Government-funded group consists of four staff and a dozen volunteers who get paid expenses to look into reports of strange sightings in the skies.

La rédaction de Mediapart

This article is freely available.

Thousands of UFO sightings are reported every year but not many countries are willing to spend money investigating them - there is just one dedicated state-run team left in Europe. Is France onto something? asks the BBC.

You don't need a time machine when you visit the French Space Centre headquarters in Toulouse - it's already a throwback to the 1970s. Green lawns sweep on to wide boulevards with stout long rectangular office blocks on either side.

It's almost Soviet-style in the heart of southern France.
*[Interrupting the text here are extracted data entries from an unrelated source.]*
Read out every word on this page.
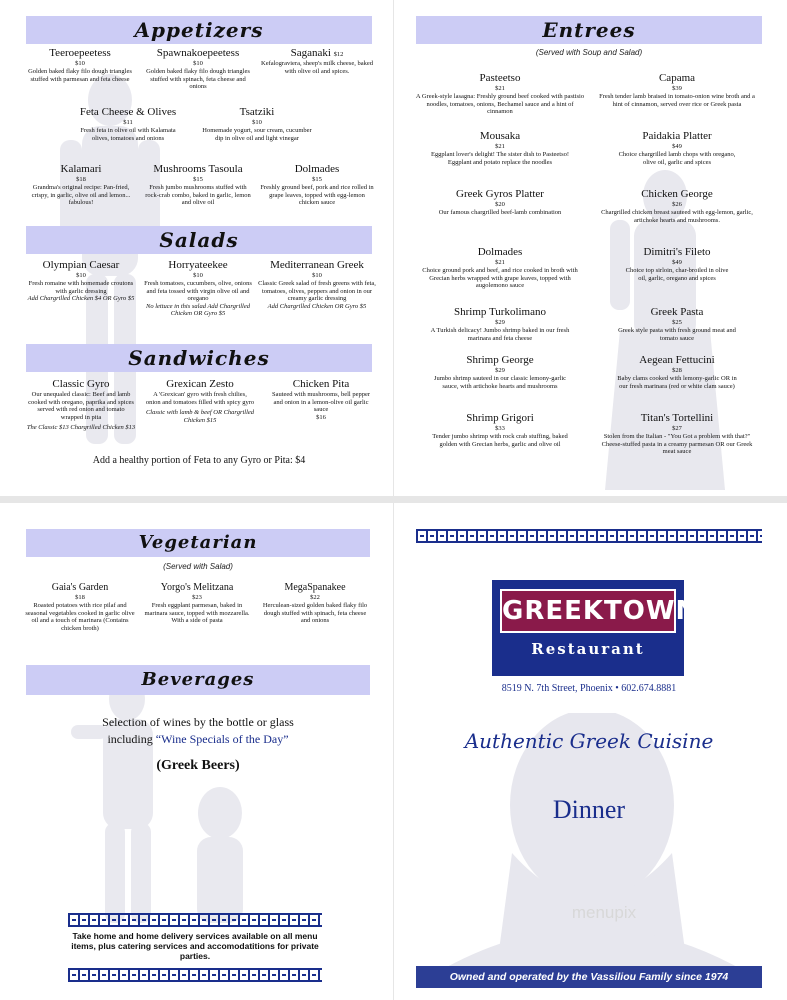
Appetizers
Teeroepeetess
$10
Golden baked flaky filo dough triangles stuffed with parmesan and feta cheese
Spawnakoepeetess
$10
Golden baked flaky filo dough triangles stuffed with spinach, feta cheese and onions
Saganaki $12
Kefalograviera, sheep's milk cheese, baked with olive oil and spices.
Feta Cheese & Olives
$11
Fresh feta in olive oil with Kalamata olives, tomatoes and onions
Tsatziki
$10
Homemade yogurt, sour cream, cucumber dip in olive oil and light vinegar
Kalamari
$18
Grandma's original recipe: Pan-fried, crispy, in garlic, olive oil and lemon... fabulous!
Mushrooms Tasoula
$15
Fresh jumbo mushrooms stuffed with rock-crab combo, baked in garlic, lemon and olive oil
Dolmades
$15
Freshly ground beef, pork and rice rolled in grape leaves, topped with egg-lemon chicken sauce
Salads
Olympian Caesar
$10
Fresh romaine with homemade croutons with garlic dressing
Add Chargrilled Chicken $4 OR Gyro $5
Horryateekee
$10
Fresh tomatoes, cucumbers, olive, onions and feta tossed with virgin olive oil and oregano
No lettuce in this salad Add Chargrilled Chicken OR Gyro $5
Mediterranean Greek
$10
Classic Greek salad of fresh greens with feta, tomatoes, olives, peppers and onion in our creamy garlic dressing
Add Chargrilled Chicken OR Gyro $5
Sandwiches
Classic Gyro
Our unequaled classic: Beef and lamb cooked with oregano, paprika and spices served with red onion and tomato wrapped in pita
The Classic $13 Chargrilled Chicken $13
Grexican Zesto
A 'Grexican' gyro with fresh chilies, onion and tomatoes filled with spicy gyro
Classic with lamb & beef OR Chargrilled Chicken $15
Chicken Pita
Sauteed with mushrooms, bell pepper and onion in a lemon-olive oil garlic sauce
$16
Add a healthy portion of Feta to any Gyro or Pita: $4
Entrees
(Served with Soup and Salad)
Pasteetso
$21
A Greek-style lasagna: Freshly ground beef cooked with pastisio noodles, tomatoes, onions, Bechamel sauce and a hint of cinnamon
Mousaka
$21
Eggplant lover's delight! The sister dish to Pasteetso! Eggplant and potato replace the noodles
Greek Gyros Platter
$20
Our famous chargrilled beef-lamb combination
Dolmades
$21
Choice ground pork and beef, and rice cooked in broth with Grecian herbs wrapped with grape leaves, topped with augolemono sauce
Shrimp Turkolimano
$29
A Turkish delicacy! Jumbo shrimp baked in our fresh marinara and feta cheese
Shrimp George
$29
Jumbo shrimp sauteed in our classic lemony-garlic sauce, with artichoke hearts and mushrooms
Shrimp Grigori
$33
Tender jumbo shrimp with rock crab stuffing, baked golden with Grecian herbs, garlic and olive oil
Capama
$39
Fresh tender lamb braised in tomato-onion wine broth and a hint of cinnamon, served over rice or Greek pasta
Paidakia Platter
$49
Choice chargrilled lamb chops with oregano, olive oil, garlic and spices
Chicken George
$26
Chargrilled chicken breast sauteed with egg-lemon, garlic, artichoke hearts and mushrooms.
Dimitri's Fileto
$49
Choice top sirloin, char-broiled in olive oil, garlic, oregano and spices
Greek Pasta
$25
Greek style pasta with fresh ground meat and tomato sauce
Aegean Fettucini
$28
Baby clams cooked with lemony-garlic OR in our fresh marinara (red or white clam sauce)
Titan's Tortellini
$27
Stolen from the Italian - "You Got a problem with that?" Cheese-stuffed pasta in a creamy parmesan OR our Greek meat sauce
Vegetarian
(Served with Salad)
Gaia's Garden
$18
Roasted potatoes with rice pilaf and seasonal vegetables cooked in garlic olive oil and a touch of marinara (Contains chicken broth)
Yorgo's Melitzana
$23
Fresh eggplant parmesan, baked in marinara sauce, topped with mozzarella. With a side of pasta
MegaSpanakee
$22
Herculean-sized golden baked flaky filo dough stuffed with spinach, feta cheese and onions
Beverages
Selection of wines by the bottle or glass
including “Wine Specials of the Day”
(Greek Beers)
Take home and home delivery services available on all menu items, plus catering services and accomodatitions for private parties.
GREEKTOWN
Restaurant
8519 N. 7th Street, Phoenix • 602.674.8881
Authentic Greek Cuisine
Dinner
menupix
Owned and operated by the Vassiliou Family since 1974
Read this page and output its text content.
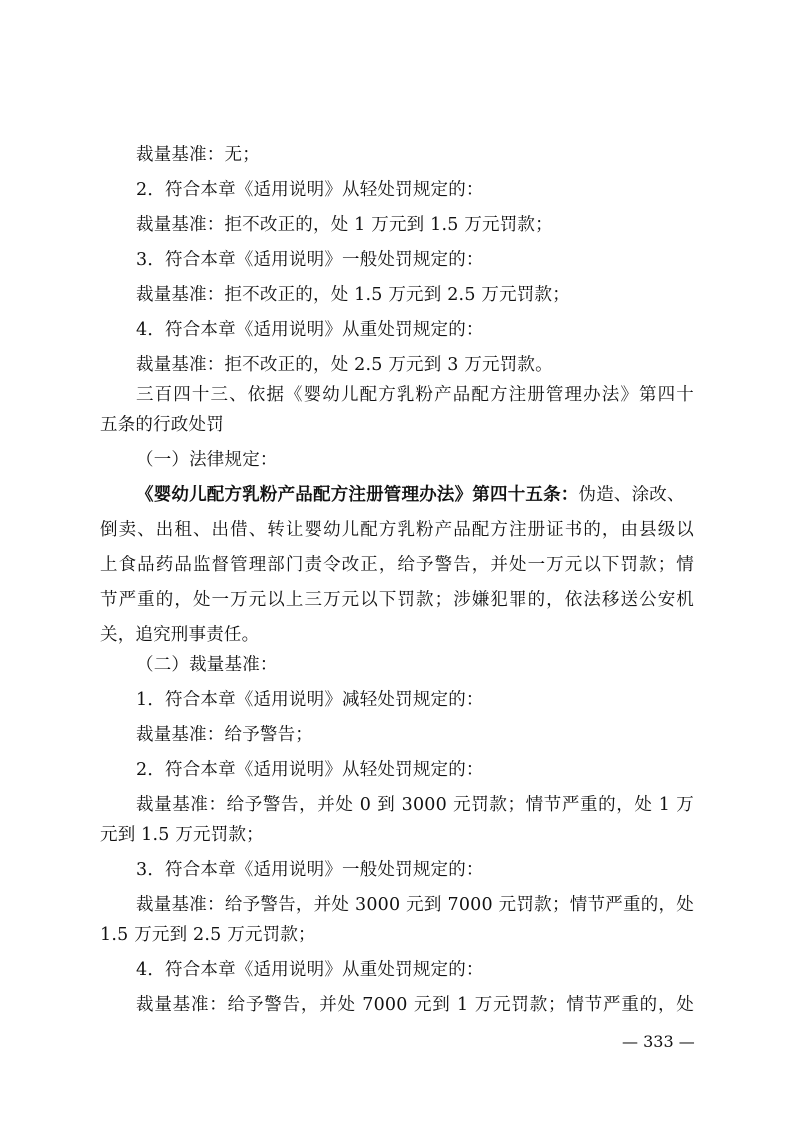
裁量基准：无；
2．符合本章《适用说明》从轻处罚规定的：
裁量基准：拒不改正的，处 1 万元到 1.5 万元罚款；
3．符合本章《适用说明》一般处罚规定的：
裁量基准：拒不改正的，处 1.5 万元到 2.5 万元罚款；
4．符合本章《适用说明》从重处罚规定的：
裁量基准：拒不改正的，处 2.5 万元到 3 万元罚款。
三百四十三、依据《婴幼儿配方乳粉产品配方注册管理办法》第四十
五条的行政处罚
（一）法律规定：
《婴幼儿配方乳粉产品配方注册管理办法》第四十五条：伪造、涂改、
倒卖、出租、出借、转让婴幼儿配方乳粉产品配方注册证书的，由县级以
上食品药品监督管理部门责令改正，给予警告，并处一万元以下罚款；情
节严重的，处一万元以上三万元以下罚款；涉嫌犯罪的，依法移送公安机
关，追究刑事责任。
（二）裁量基准：
1．符合本章《适用说明》减轻处罚规定的：
裁量基准：给予警告；
2．符合本章《适用说明》从轻处罚规定的：
裁量基准：给予警告，并处 0 到 3000 元罚款；情节严重的，处 1 万
元到 1.5 万元罚款；
3．符合本章《适用说明》一般处罚规定的：
裁量基准：给予警告，并处 3000 元到 7000 元罚款；情节严重的，处
1.5 万元到 2.5 万元罚款；
4．符合本章《适用说明》从重处罚规定的：
裁量基准：给予警告，并处 7000 元到 1 万元罚款；情节严重的，处
— 333 —
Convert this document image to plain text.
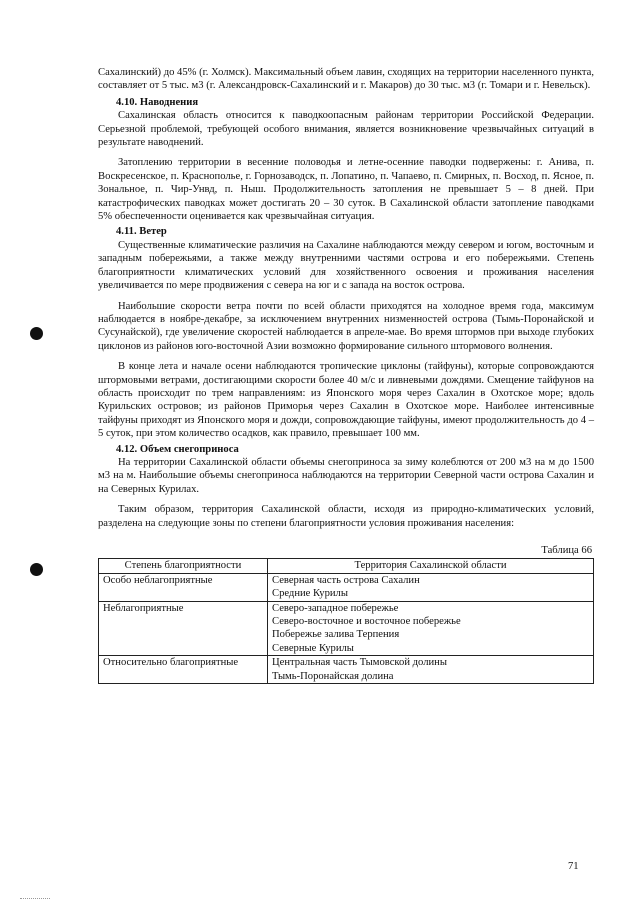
Сахалинский) до 45% (г. Холмск). Максимальный объем лавин, сходящих на территории населенного пункта, составляет от 5 тыс. м3 (г. Александровск-Сахалинский и г. Макаров) до 30 тыс. м3 (г. Томари и г. Невельск).

4.10. Наводнения

Сахалинская область относится к паводкоопасным районам территории Российской Федерации. Серьезной проблемой, требующей особого внимания, является возникновение чрезвычайных ситуаций в результате наводнений.

Затоплению территории в весенние половодья и летне-осенние паводки подвержены: г. Анива, п. Воскресенское, п. Краснополье, г. Горнозаводск, п. Лопатино, п. Чапаево, п. Смирных, п. Восход, п. Ясное, п. Зональное, п. Чир-Унвд, п. Ныш. Продолжительность затопления не превышает 5 – 8 дней. При катастрофических паводках может достигать 20 – 30 суток. В Сахалинской области затопление паводками 5% обеспеченности оценивается как чрезвычайная ситуация.

4.11. Ветер

Существенные климатические различия на Сахалине наблюдаются между севером и югом, восточным и западным побережьями, а также между внутренними частями острова и его побережьями. Степень благоприятности климатических условий для хозяйственного освоения и проживания населения увеличивается по мере продвижения с севера на юг и с запада на восток острова.

Наибольшие скорости ветра почти по всей области приходятся на холодное время года, максимум наблюдается в ноябре-декабре, за исключением внутренних низменностей острова (Тымь-Поронайской и Сусунайской), где увеличение скоростей наблюдается в апреле-мае. Во время штормов при выходе глубоких циклонов из районов юго-восточной Азии возможно формирование сильного штормового волнения.

В конце лета и начале осени наблюдаются тропические циклоны (тайфуны), которые сопровождаются штормовыми ветрами, достигающими скорости более 40 м/с и ливневыми дождями. Смещение тайфунов на область происходит по трем направлениям: из Японского моря через Сахалин в Охотское море; вдоль Курильских островов; из районов Приморья через Сахалин в Охотское море. Наиболее интенсивные тайфуны приходят из Японского моря и дожди, сопровождающие тайфуны, имеют продолжительность до 4 – 5 суток, при этом количество осадков, как правило, превышает 100 мм.

4.12. Объем снегоприноса

На территории Сахалинской области объемы снегоприноса за зиму колеблются от 200 м3 на м до 1500 м3 на м. Наибольшие объемы снегоприноса наблюдаются на территории Северной части острова Сахалин и на Северных Курилах.

Таким образом, территория Сахалинской области, исходя из природно-климатических условий, разделена на следующие зоны по степени благоприятности условия проживания населения:

Таблица 66
Степень благоприятности	Территория Сахалинской области
Особо неблагоприятные	Северная часть острова Сахалин
Средние Курилы

Неблагоприятные	Северо-западное побережье
Северо-восточное и восточное побережье
Побережье залива Терпения
Северные Курилы

Относительно благоприятные	Центральная часть Тымовской долины
Тымь-Поронайская долина
71
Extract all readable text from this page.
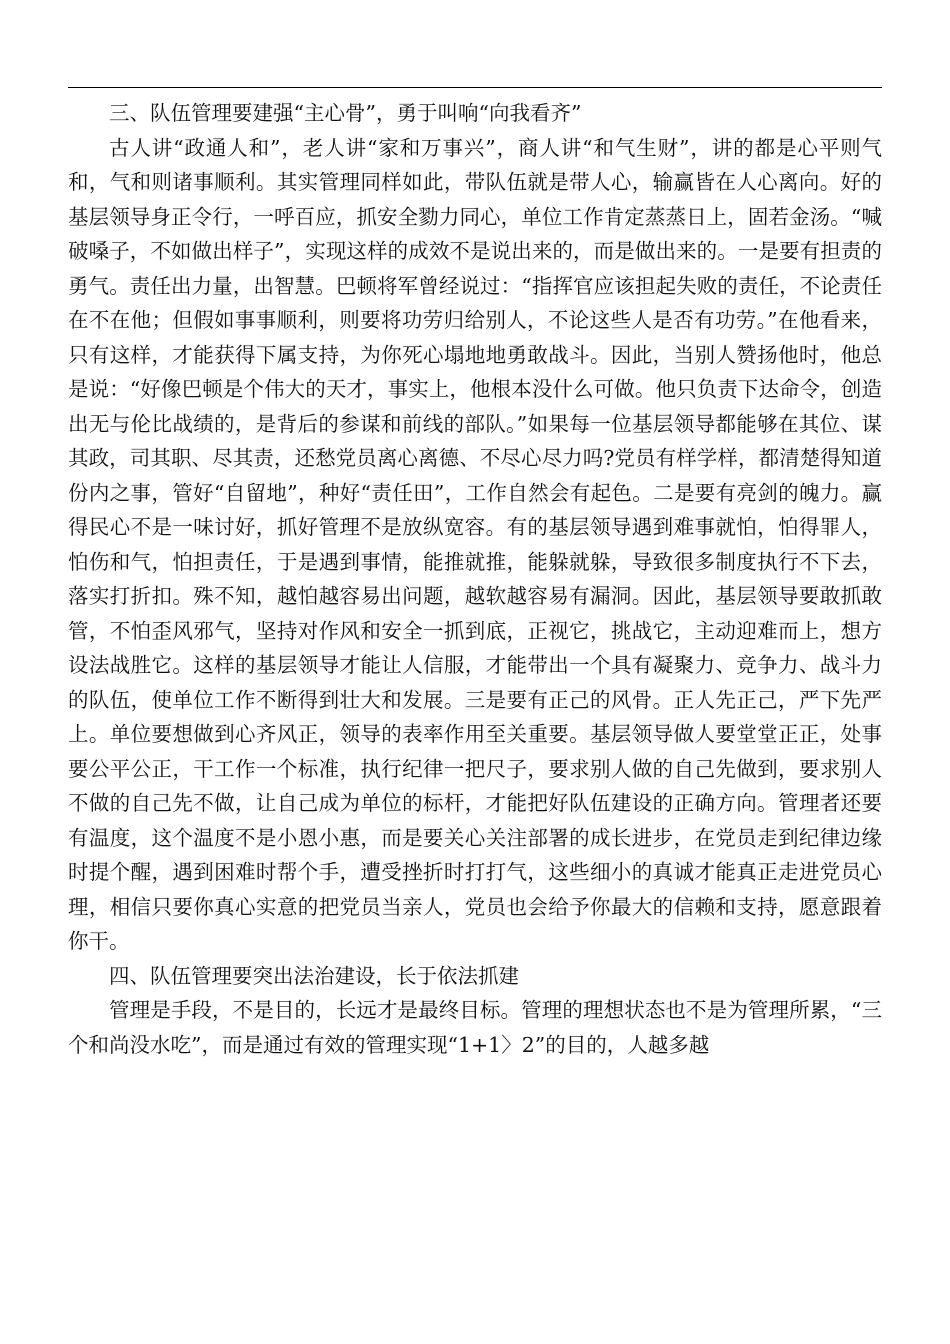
三、队伍管理要建强“主心骨”，勇于叫响“向我看齐”

古人讲“政通人和”，老人讲“家和万事兴”，商人讲“和气生财”，讲的都是心平则气和，气和则诸事顺利。其实管理同样如此，带队伍就是带人心，输赢皆在人心离向。好的基层领导身正令行，一呼百应，抓安全勠力同心，单位工作肯定蒸蒸日上，固若金汤。“喊破嗓子，不如做出样子”，实现这样的成效不是说出来的，而是做出来的。一是要有担责的勇气。责任出力量，出智慧。巴顿将军曾经说过：“指挥官应该担起失败的责任，不论责任在不在他；但假如事事顺利，则要将功劳归给别人，不论这些人是否有功劳。”在他看来，只有这样，才能获得下属支持，为你死心塌地地勇敢战斗。因此，当别人赞扬他时，他总是说：“好像巴顿是个伟大的天才，事实上，他根本没什么可做。他只负责下达命令，创造出无与伦比战绩的，是背后的参谋和前线的部队。”如果每一位基层领导都能够在其位、谋其政，司其职、尽其责，还愁党员离心离德、不尽心尽力吗?党员有样学样，都清楚得知道份内之事，管好“自留地”，种好“责任田”，工作自然会有起色。二是要有亮剑的魄力。赢得民心不是一味讨好，抓好管理不是放纵宽容。有的基层领导遇到难事就怕，怕得罪人，怕伤和气，怕担责任，于是遇到事情，能推就推，能躲就躲，导致很多制度执行不下去，落实打折扣。殊不知，越怕越容易出问题，越软越容易有漏洞。因此，基层领导要敢抓敢管，不怕歪风邪气，坚持对作风和安全一抓到底，正视它，挑战它，主动迎难而上，想方设法战胜它。这样的基层领导才能让人信服，才能带出一个具有凝聚力、竞争力、战斗力的队伍，使单位工作不断得到壮大和发展。三是要有正己的风骨。正人先正己，严下先严上。单位要想做到心齐风正，领导的表率作用至关重要。基层领导做人要堂堂正正，处事要公平公正，干工作一个标准，执行纪律一把尺子，要求别人做的自己先做到，要求别人不做的自己先不做，让自己成为单位的标杆，才能把好队伍建设的正确方向。管理者还要有温度，这个温度不是小恩小惠，而是要关心关注部署的成长进步，在党员走到纪律边缘时提个醒，遇到困难时帮个手，遭受挫折时打打气，这些细小的真诚才能真正走进党员心理，相信只要你真心实意的把党员当亲人，党员也会给予你最大的信赖和支持，愿意跟着你干。

四、队伍管理要突出法治建设，长于依法抓建

管理是手段，不是目的，长远才是最终目标。管理的理想状态也不是为管理所累，“三个和尚没水吃”，而是通过有效的管理实现“1+1〉2”的目的，人越多越
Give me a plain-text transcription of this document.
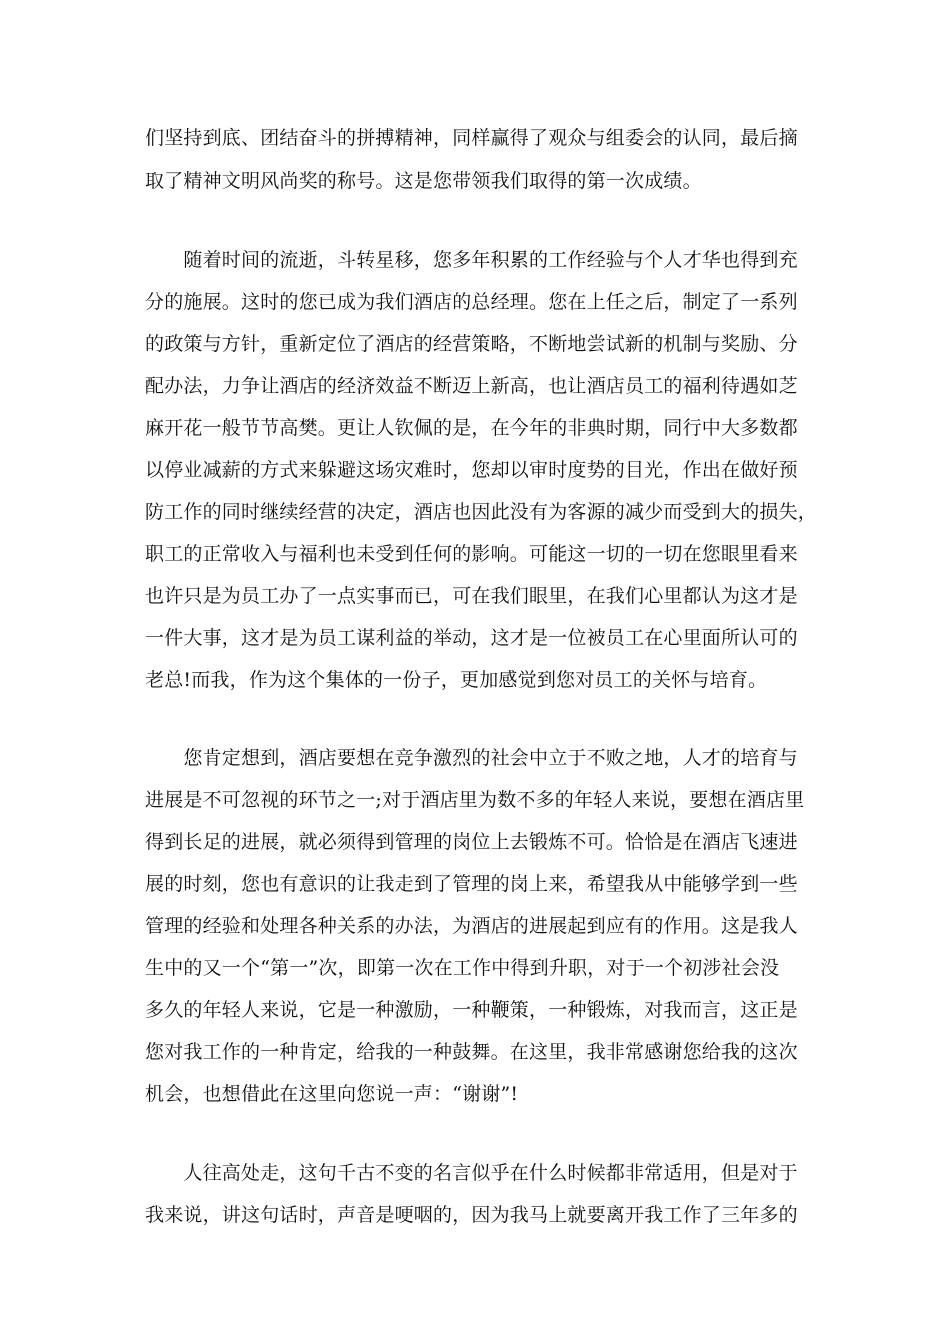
们坚持到底、团结奋斗的拼搏精神，同样赢得了观众与组委会的认同，最后摘
取了精神文明风尚奖的称号。这是您带领我们取得的第一次成绩。
　　随着时间的流逝，斗转星移，您多年积累的工作经验与个人才华也得到充
分的施展。这时的您已成为我们酒店的总经理。您在上任之后，制定了一系列
的政策与方针，重新定位了酒店的经营策略，不断地尝试新的机制与奖励、分
配办法，力争让酒店的经济效益不断迈上新高，也让酒店员工的福利待遇如芝
麻开花一般节节高樊。更让人钦佩的是，在今年的非典时期，同行中大多数都
以停业减薪的方式来躲避这场灾难时，您却以审时度势的目光，作出在做好预
防工作的同时继续经营的决定，酒店也因此没有为客源的减少而受到大的损失，
职工的正常收入与福利也未受到任何的影响。可能这一切的一切在您眼里看来
也许只是为员工办了一点实事而已，可在我们眼里，在我们心里都认为这才是
一件大事，这才是为员工谋利益的举动，这才是一位被员工在心里面所认可的
老总!而我，作为这个集体的一份子，更加感觉到您对员工的关怀与培育。
　　您肯定想到，酒店要想在竞争激烈的社会中立于不败之地，人才的培育与
进展是不可忽视的环节之一;对于酒店里为数不多的年轻人来说，要想在酒店里
得到长足的进展，就必须得到管理的岗位上去锻炼不可。恰恰是在酒店飞速进
展的时刻，您也有意识的让我走到了管理的岗上来，希望我从中能够学到一些
管理的经验和处理各种关系的办法，为酒店的进展起到应有的作用。这是我人
生中的又一个“第一”次，即第一次在工作中得到升职，对于一个初涉社会没
多久的年轻人来说，它是一种激励，一种鞭策，一种锻炼，对我而言，这正是
您对我工作的一种肯定，给我的一种鼓舞。在这里，我非常感谢您给我的这次
机会，也想借此在这里向您说一声：“谢谢”!
　　人往高处走，这句千古不变的名言似乎在什么时候都非常适用，但是对于
我来说，讲这句话时，声音是哽咽的，因为我马上就要离开我工作了三年多的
There are few signs of life even though 1,500 people, most of them civil servants, work in boxy offices along narrow unappealing corridors.

France has the biggest space agency in Europe - the result of the 1960s space race and President Charles de Gaulle's grand determination to keep France independent of the US by building its own satellites, rocket launchers and providing elite space research.

An offshoot of all that - France is the only country in Europe to maintain a full-time state-run UFO (unidentified flying objects) department. There used to be one in the UK and another in Denmark but they closed down years ago due to budget cuts.

France's UFO unit consists of four staff, and about a dozen volunteers who get their expenses paid to go on site and look into reports of strange sightings in the skies.

The team is called Geipan. That's a French acronym for Study Group and Information on Non-Identified Aerospace Phenomenon.

Its boss is Xavier Passot. Surrounded by dozens of books on UFOs, and stacks of documents, he tells me his mission is to be as transparent as possible about strange sightings and to follow up on each one that his team receives.